This week's chapter in bible study focused on Courtesy. Not courtesy as just meaning good manners, but courtesy in treating others as personal friends; to be "friendly-minded." To me, courtesy is really a key cornerstone in developing relationships and furthering (deepening) relationships. It is not enough to make friends - we must be friends in our thoughts, words and actions.
When I think about being courteous myself, I realize that I am sometimes more courteous to strangers than to those I'm closest to. I guess we are all guilty of this at some point - my sweet husband will comfort me when I am sobbing about something that is really not that big of a deal at all - I think a server at a restaurant might not want to comfort me with a big hug as I'm sobbing. :) I must say that being a courteous person really makes a tremendous difference - to both the giver and the receiver. Let me explain.

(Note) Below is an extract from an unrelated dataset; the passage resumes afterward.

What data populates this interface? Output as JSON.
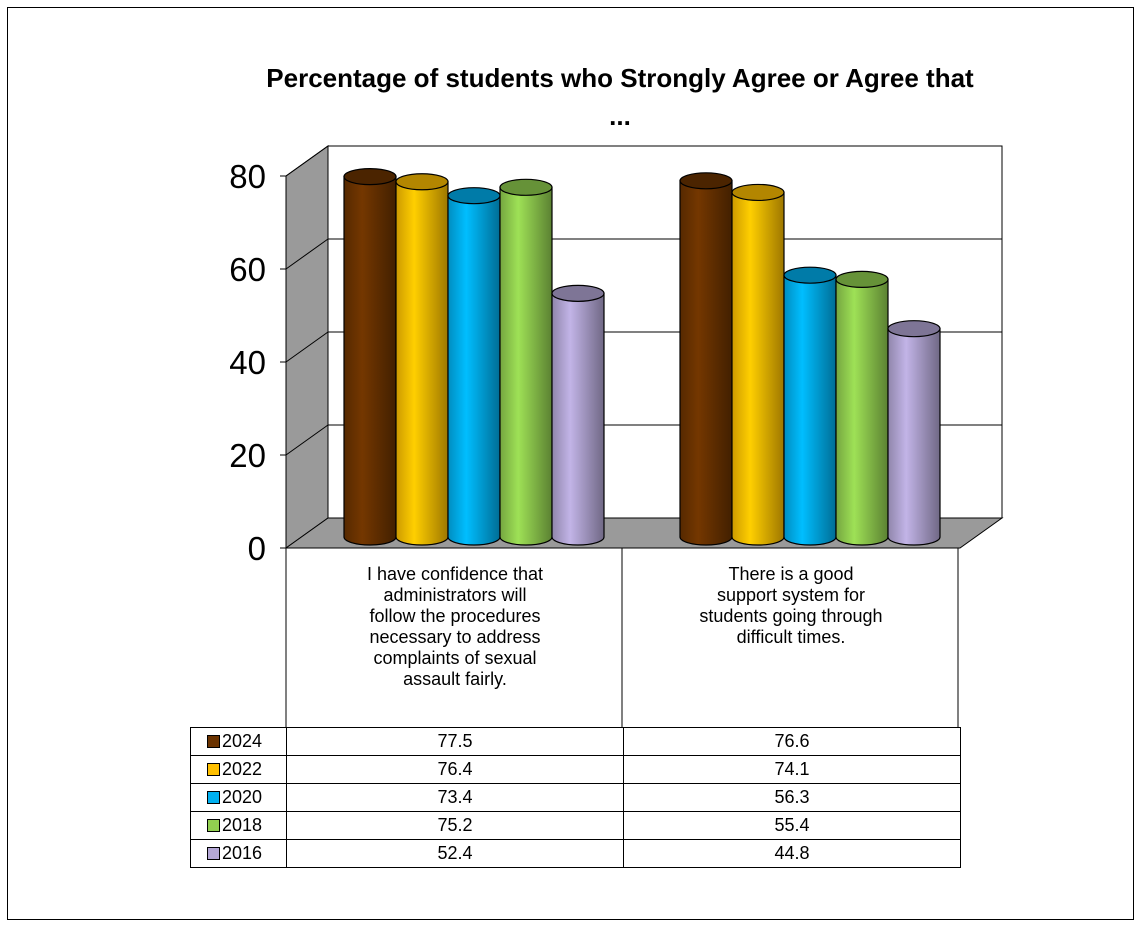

Chip and I were celebrating a friend's birthday last Monday at a local grill. The place was very empty and we were there for a few hours watching the Steelers game. Our waitress only had three tables the entire night. When the bill came, we tipped her a little more than average. Then God told me what to do. This sweet waitress was sitting a few tables over from us counting her tips for the night and filling out paperwork. She had a book she was reading on the table beside her. She had this look that well - it touched my heart. She had served us all night and done an excellent job. She had (as Chapman puts it in one of his stories) a considerate spirit. I asked Chip if he had any extra cash on him. He gave me what he had - a five dollar bill. I walked over to our waitress and laid the money down on top of her book. I told her how much we appreciated her service and that she just seemed like a really nice person. My heart felt full when I walked away and sat back down. The waitress then came by our table as she was leaving. She told us thank you and said that was the nicest thing that had happened to her all month. I wanted to cry - I wished I had more money to give her. However, that is not what I think it was about. She had given more to us that night than we had given her. Her gratitude showed me that being courteous to someone for no more reason than to just be courteous gives so much to us. I felt honored to be in her section that night - to share what God has blessed us with. I think that is what courtesy is all about.

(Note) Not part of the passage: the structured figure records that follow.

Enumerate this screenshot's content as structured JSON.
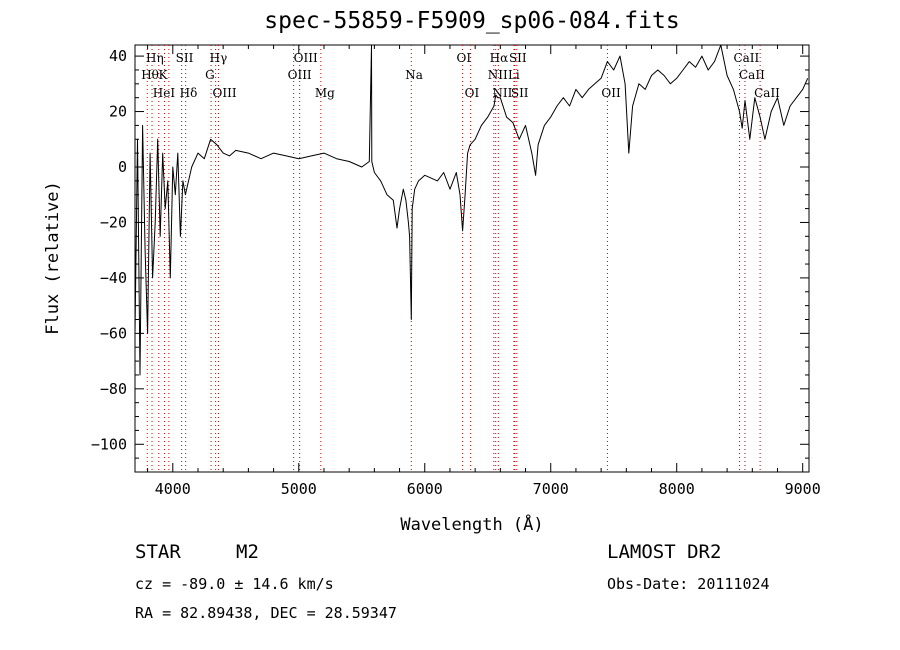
{
  "chart_data": {
    "type": "line",
    "title": "spec-55859-F5909_sp06-084.fits",
    "xlabel": "Wavelength (Å)",
    "ylabel": "Flux (relative)",
    "xlim": [
      3700,
      9050
    ],
    "ylim": [
      -110,
      44
    ],
    "xticks": [
      4000,
      5000,
      6000,
      7000,
      8000,
      9000
    ],
    "yticks": [
      -100,
      -80,
      -60,
      -40,
      -20,
      0,
      20,
      40
    ],
    "grid": false,
    "line_color": "#000000",
    "marker_line_color": "#cc0000",
    "series": [
      {
        "x": [
          3700,
          3720,
          3740,
          3760,
          3780,
          3800,
          3820,
          3840,
          3860,
          3880,
          3900,
          3920,
          3940,
          3960,
          3980,
          4000,
          4020,
          4040,
          4060,
          4080,
          4100,
          4150,
          4200,
          4250,
          4300,
          4350,
          4400,
          4450,
          4500,
          4600,
          4700,
          4800,
          4900,
          5000,
          5100,
          5200,
          5300,
          5400,
          5500,
          5560,
          5577,
          5580,
          5600,
          5650,
          5700,
          5750,
          5780,
          5800,
          5830,
          5850,
          5870,
          5880,
          5893,
          5900,
          5920,
          5950,
          6000,
          6050,
          6100,
          6150,
          6200,
          6250,
          6280,
          6300,
          6320,
          6340,
          6360,
          6400,
          6450,
          6500,
          6550,
          6563,
          6580,
          6600,
          6650,
          6700,
          6750,
          6800,
          6850,
          6880,
          6900,
          6950,
          7000,
          7050,
          7100,
          7150,
          7200,
          7250,
          7300,
          7350,
          7400,
          7450,
          7500,
          7550,
          7590,
          7620,
          7650,
          7700,
          7750,
          7800,
          7850,
          7900,
          7950,
          8000,
          8050,
          8100,
          8150,
          8200,
          8250,
          8300,
          8350,
          8400,
          8450,
          8498,
          8520,
          8542,
          8580,
          8620,
          8662,
          8700,
          8750,
          8800,
          8850,
          8900,
          8950,
          9000,
          9040
        ],
        "y": [
          -60,
          10,
          -75,
          15,
          -30,
          -60,
          5,
          -40,
          -20,
          10,
          -25,
          5,
          -15,
          -5,
          -40,
          0,
          -10,
          5,
          -25,
          -5,
          -10,
          0,
          5,
          3,
          10,
          8,
          5,
          4,
          6,
          5,
          3,
          5,
          4,
          3,
          4,
          5,
          3,
          2,
          0,
          2,
          44,
          2,
          -2,
          -5,
          -10,
          -12,
          -22,
          -15,
          -8,
          -12,
          -20,
          -25,
          -55,
          -15,
          -8,
          -5,
          -3,
          -4,
          -5,
          -2,
          -8,
          -2,
          -10,
          -23,
          -10,
          5,
          8,
          10,
          15,
          18,
          22,
          26,
          25,
          25,
          18,
          16,
          10,
          15,
          5,
          -3,
          8,
          15,
          18,
          22,
          25,
          22,
          28,
          25,
          28,
          30,
          32,
          38,
          35,
          40,
          30,
          5,
          22,
          30,
          28,
          33,
          35,
          33,
          30,
          32,
          35,
          38,
          36,
          40,
          35,
          38,
          44,
          33,
          28,
          20,
          14,
          24,
          10,
          25,
          18,
          10,
          20,
          25,
          15,
          22,
          25,
          28,
          32
        ]
      }
    ],
    "line_labels": [
      {
        "text": "Hη",
        "x": 3835,
        "row": 1
      },
      {
        "text": "Hθ",
        "x": 3797,
        "row": 2
      },
      {
        "text": "HeI",
        "x": 3889,
        "row": 3
      },
      {
        "text": "SII",
        "x": 4070,
        "row": 1
      },
      {
        "text": "K",
        "x": 3934,
        "row": 2
      },
      {
        "text": "Hδ",
        "x": 4102,
        "row": 3
      },
      {
        "text": "Hγ",
        "x": 4340,
        "row": 1
      },
      {
        "text": "G",
        "x": 4304,
        "row": 2
      },
      {
        "text": "OIII",
        "x": 4363,
        "row": 3
      },
      {
        "text": "OIII",
        "x": 5007,
        "row": 1
      },
      {
        "text": "OIII",
        "x": 4959,
        "row": 2
      },
      {
        "text": "Mg",
        "x": 5175,
        "row": 3
      },
      {
        "text": "Na",
        "x": 5893,
        "row": 2
      },
      {
        "text": "OI",
        "x": 6300,
        "row": 1
      },
      {
        "text": "OI",
        "x": 6364,
        "row": 3
      },
      {
        "text": "Hα",
        "x": 6563,
        "row": 1
      },
      {
        "text": "SII",
        "x": 6716,
        "row": 1
      },
      {
        "text": "NII",
        "x": 6548,
        "row": 2
      },
      {
        "text": "Li",
        "x": 6708,
        "row": 2
      },
      {
        "text": "NII",
        "x": 6584,
        "row": 3
      },
      {
        "text": "SII",
        "x": 6731,
        "row": 3
      },
      {
        "text": "OII",
        "x": 7450,
        "row": 3
      },
      {
        "text": "CaII",
        "x": 8498,
        "row": 1
      },
      {
        "text": "CaII",
        "x": 8542,
        "row": 2
      },
      {
        "text": "CaII",
        "x": 8662,
        "row": 3
      }
    ],
    "marker_lines": [
      3797,
      3835,
      3889,
      3934,
      3969,
      4070,
      4102,
      4304,
      4340,
      4363,
      4959,
      5007,
      5175,
      5893,
      6300,
      6364,
      6548,
      6563,
      6584,
      6708,
      6716,
      6731,
      7450,
      8498,
      8542,
      8662
    ]
  },
  "info": {
    "object_class": "STAR",
    "object_subclass": "M2",
    "survey": "LAMOST DR2",
    "cz": "cz = -89.0 ± 14.6 km/s",
    "obs_date": "Obs-Date: 20111024",
    "radec": "RA =  82.89438, DEC =  28.59347"
  }
}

My hope and prayer now is to be that courteous all of the time. I want to be able to give others the same feeling I get when people are courteous to me. My prayer is to become the person who is able to show how much others mean to me in ways that make them feel appreciated. My friend, Kathy, is one of the most courteous people I know. When she gives you a present, you know that she has put thought into it. Last year she gave me a plaque that she had made with my favorite saying of my Grandma's - "True Love is kissing in the kitchen." Not only did Kathy remember the saying, she also had the plaque made in my two favorite colors - pink and brown. The best part of all about Kathy's courteous nature is that it is part of who she is. It is a part of her character and her love. I feel so honored to be her friend and I hope that she knows how much I love and cherish her friendship.
I must share about another person who is so courteous and thoughtful. It is actually more than one person - it is a group. My LifeGroup is incredible. This group of ladies - it is almost impossible to describe what we have. It is a group where we can share our concerns, our prayers, our joys, our lives and know that those in the group are there to support you in every way possible. Not only is our group supportive and caring - you know that they are praying for you every step of the way. The Lord has placed each of us in this group for a very specific reason. To understand LifeGroup, you have to experience it. It is a room full of women who laugh, cry, pray, and are just there for each other. I believe that LG embodies not only what it is to live a life of courtesy, they embody what it is to live a life of love.